Clinical practice guidelines admonish against prescribing opioids for individuals with chronic pain and traumatic brain injury (TBI) because of increased risk for adverse outcomes, yet no studies have described opioid prescribing patterns in these higher-risk patients. Between October 2007 and March 2015, 53,124 Iraq and Afghanistan veterans with chronic pain not prescribed opioids in the previous year were followed for 1 year after completing a Comprehensive TBI Evaluation within the Department of Veterans Affairs health care facilities. Veterans reporting the most severe TBI sequelae (eg, loss of consciousness >30 minutes) were significantly more likely to receive short-term and long-term opioid therapy than those with less severe or no TBI sequelae (P values < .001). In analyses adjusted for sociodemographic characteristics, military service, pain disability, and previous nonopioid treatment modalities, veterans with moderate to severe TBI had a significantly increased risk of receiving opioid therapy.
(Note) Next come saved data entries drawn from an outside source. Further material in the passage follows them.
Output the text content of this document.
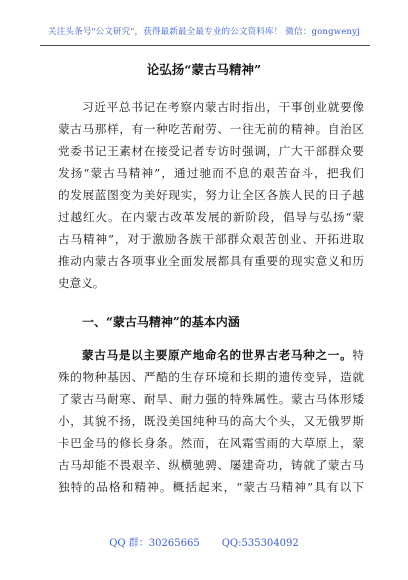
关注头条号"公文研究"，获得最新最全最专业的公文资料库！ 微信：gongwenyj
论弘扬“蒙古马精神”
习近平总书记在考察内蒙古时指出，干事创业就要像
蒙古马那样，有一种吃苦耐劳、一往无前的精神。自治区
党委书记王素材在接受记者专访时强调，广大干部群众要
发扬“蒙古马精神”，通过驰而不息的艰苦奋斗，把我们
的发展蓝图变为美好现实，努力让全区各族人民的日子越
过越红火。在内蒙古改革发展的新阶段，倡导与弘扬“蒙
古马精神”，对于激励各族干部群众艰苦创业、开拓进取
推动内蒙古各项事业全面发展都具有重要的现实意义和历
史意义。
一、“蒙古马精神”的基本内涵
蒙古马是以主要原产地命名的世界古老马种之一。特
殊的物种基因、严酷的生存环境和长期的遗传变异，造就
了蒙古马耐寒、耐旱、耐力强的特殊属性。蒙古马体形矮
小，其貌不扬，既没美国纯种马的高大个头，又无俄罗斯
卡巴金马的修长身条。然而，在风霜雪雨的大草原上，蒙
古马却能不畏艰辛、纵横驰骋、屡建奇功，铸就了蒙古马
独特的品格和精神。概括起来，“蒙古马精神”具有以下
QQ 群：30265665 QQ:535304092
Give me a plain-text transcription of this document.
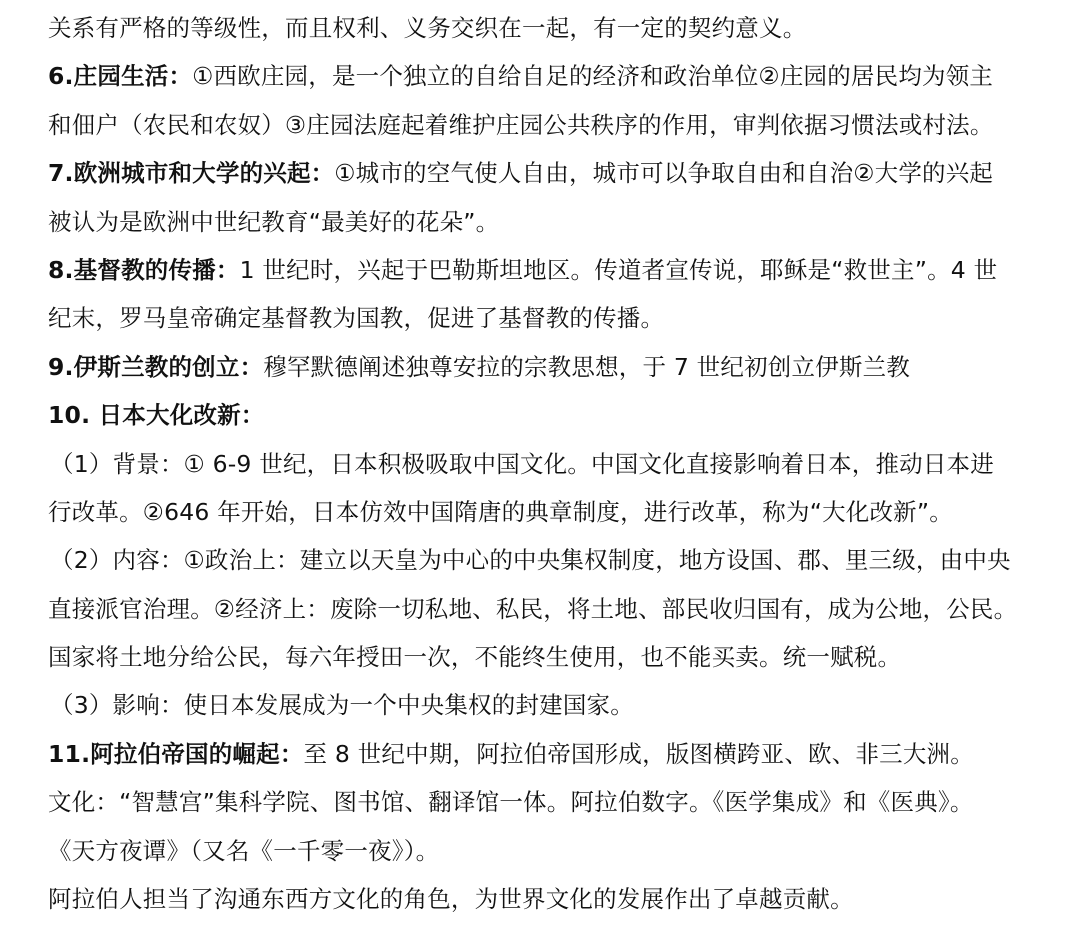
关系有严格的等级性，而且权利、义务交织在一起，有一定的契约意义。
6.庄园生活：①西欧庄园，是一个独立的自给自足的经济和政治单位②庄园的居民均为领主
和佃户（农民和农奴）③庄园法庭起着维护庄园公共秩序的作用，审判依据习惯法或村法。
7.欧洲城市和大学的兴起：①城市的空气使人自由，城市可以争取自由和自治②大学的兴起
被认为是欧洲中世纪教育“最美好的花朵”。
8.基督教的传播：1 世纪时，兴起于巴勒斯坦地区。传道者宣传说，耶稣是“救世主”。4 世
纪末，罗马皇帝确定基督教为国教，促进了基督教的传播。
9.伊斯兰教的创立：穆罕默德阐述独尊安拉的宗教思想，于 7 世纪初创立伊斯兰教
10. 日本大化改新：
（1）背景：① 6-9 世纪，日本积极吸取中国文化。中国文化直接影响着日本，推动日本进
行改革。②646 年开始，日本仿效中国隋唐的典章制度，进行改革，称为“大化改新”。
（2）内容：①政治上：建立以天皇为中心的中央集权制度，地方设国、郡、里三级，由中央
直接派官治理。②经济上：废除一切私地、私民，将土地、部民收归国有，成为公地，公民。
国家将土地分给公民，每六年授田一次，不能终生使用，也不能买卖。统一赋税。
（3）影响：使日本发展成为一个中央集权的封建国家。
11.阿拉伯帝国的崛起：至 8 世纪中期，阿拉伯帝国形成，版图横跨亚、欧、非三大洲。
文化：“智慧宫”集科学院、图书馆、翻译馆一体。阿拉伯数字。《医学集成》和《医典》。
《天方夜谭》（又名《一千零一夜》）。
阿拉伯人担当了沟通东西方文化的角色，为世界文化的发展作出了卓越贡献。
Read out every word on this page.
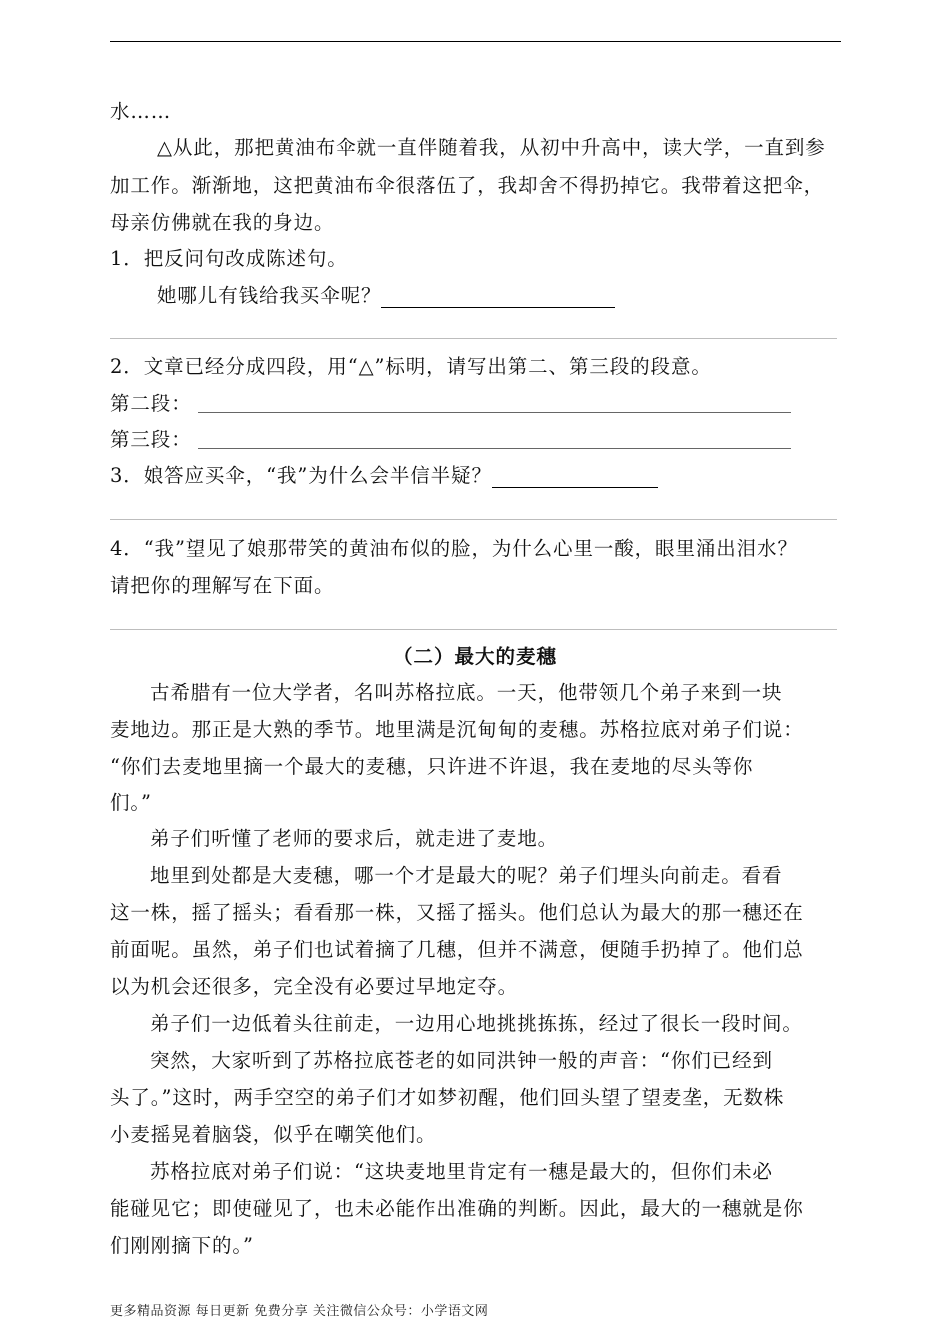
水……
△从此，那把黄油布伞就一直伴随着我，从初中升高中，读大学，一直到参
加工作。渐渐地，这把黄油布伞很落伍了，我却舍不得扔掉它。我带着这把伞，
母亲仿佛就在我的身边。
1．把反问句改成陈述句。
她哪儿有钱给我买伞呢？
2．文章已经分成四段，用“△”标明，请写出第二、第三段的段意。
第二段：
第三段：
3．娘答应买伞，“我”为什么会半信半疑？
4．“我”望见了娘那带笑的黄油布似的脸，为什么心里一酸，眼里涌出泪水？
请把你的理解写在下面。
（二）最大的麦穗
古希腊有一位大学者，名叫苏格拉底。一天，他带领几个弟子来到一块
麦地边。那正是大熟的季节。地里满是沉甸甸的麦穗。苏格拉底对弟子们说：
“你们去麦地里摘一个最大的麦穗，只许进不许退，我在麦地的尽头等你
们。”
弟子们听懂了老师的要求后，就走进了麦地。
地里到处都是大麦穗，哪一个才是最大的呢？弟子们埋头向前走。看看
这一株，摇了摇头；看看那一株，又摇了摇头。他们总认为最大的那一穗还在
前面呢。虽然，弟子们也试着摘了几穗，但并不满意，便随手扔掉了。他们总
以为机会还很多，完全没有必要过早地定夺。
弟子们一边低着头往前走，一边用心地挑挑拣拣，经过了很长一段时间。
突然，大家听到了苏格拉底苍老的如同洪钟一般的声音：“你们已经到
头了。”这时，两手空空的弟子们才如梦初醒，他们回头望了望麦垄，无数株
小麦摇晃着脑袋，似乎在嘲笑他们。
苏格拉底对弟子们说：“这块麦地里肯定有一穗是最大的，但你们未必
能碰见它；即使碰见了，也未必能作出准确的判断。因此，最大的一穗就是你
们刚刚摘下的。”
更多精品资源 每日更新 免费分享 关注微信公众号：小学语文网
Veterans with moderate to severe TBI and comorbid post-traumatic stress disorder and depression had an even greater risk of initiating long-term opioid therapy in the year after the Comprehensive TBI Evaluation (adjusted relative risk = 3.57 [95% confidence interval = 2.85-4.47]). Higher-risk patients with chronic pain and TBI with mental health comorbidities may benefit from improved access to behavioral health and nonpharmacological therapies for chronic pain. PERSPECTIVE: Paradoxically, veterans with greater TBI severity and comorbid mental health burden are more likely to be prescribed opioids for chronic pain. More vulnerable veterans may benefit from improved access to behavioral health and nonpharmacological modalities for chronic pain, because of the health and safety risks of opioids.